I have written a simple software based solution, it's already finished. There are 2 pieces of software. The first is run by the doctor. So when a patient comes in and needs 30 hydrocodone pills, they input the controlled drug they wish to prescribe, the patient's name, and quantity of that drug (and maybe other stuff like DEA #'s or other things I'm unaware of). Their software then generates a number that is not readable to humans based on that info (for example, 4r8934r984398r4983rj8349rj4938rj9834j). Then they can call/fax/email that number in to the pharmacy themselves, print it on a Rx or whatever. THe pharmacy fills scripts based on this number alone.

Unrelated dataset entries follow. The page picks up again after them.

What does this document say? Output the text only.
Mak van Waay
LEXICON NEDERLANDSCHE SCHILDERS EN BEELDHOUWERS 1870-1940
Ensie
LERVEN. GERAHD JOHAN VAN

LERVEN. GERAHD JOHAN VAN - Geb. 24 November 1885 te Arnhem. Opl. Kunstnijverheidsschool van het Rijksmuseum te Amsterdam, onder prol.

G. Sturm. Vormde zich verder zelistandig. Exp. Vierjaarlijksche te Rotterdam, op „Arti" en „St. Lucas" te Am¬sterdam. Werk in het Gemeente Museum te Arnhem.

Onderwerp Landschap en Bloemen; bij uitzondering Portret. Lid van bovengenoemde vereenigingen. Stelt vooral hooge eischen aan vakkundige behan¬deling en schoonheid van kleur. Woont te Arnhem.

No verfiable number, no script.
Once the pharmacy receives that number, they then input it to their part of the software, which then determines/verifies the patient's name, the drug they need, the quantity (possibly other info too). Each pharmacy software can be linked to other pharmacies to prevent doctor shopping, or be linked to a central database (ie "prescription monitoring program", but thus far I doubt this works well because it's allegedly already in place). The pharmacists then gives the patient what they need. This number is based on various algorhythms and will not be easy to forge, and that same math protects a lot of other sensitive info in the real world.
To recap, patient goes to doctor, doctor gives patient non human readable number, patient brings it to pharmacy, pharmacy gives patient medicine (if number checks out).
In this system, no stolen rx pads, no multi county doctor shoppers, no callign in bogus scripts, nothing. Even if the doctor's PC were compromised there are logging systems which would alert anytime a script is filled based on their software. This is the same concept used to prevent software piracy, verify login credentials, and much more. No system is 100% secure, but this one would have much higher success rates than the current, it doesn't cost a lot to implement.
The software is finished, it's written in C++ (that means it's not a slow, insecure webapp like most software) and works well. Profit would be nice, but my sheer hate for pain pills is why I did it. You factor in that with dealing with countless know it all doctors and pharmacists, and I'm not sure if it'd be worth it. Your answer, bidingmytime, shows that this is not centrally controlled by anyone and making all those groups come together and agree on something, well, you'd have to be a patient person to do that : ) I'll probably just make it open source and put it out there hoping someone gets use from it.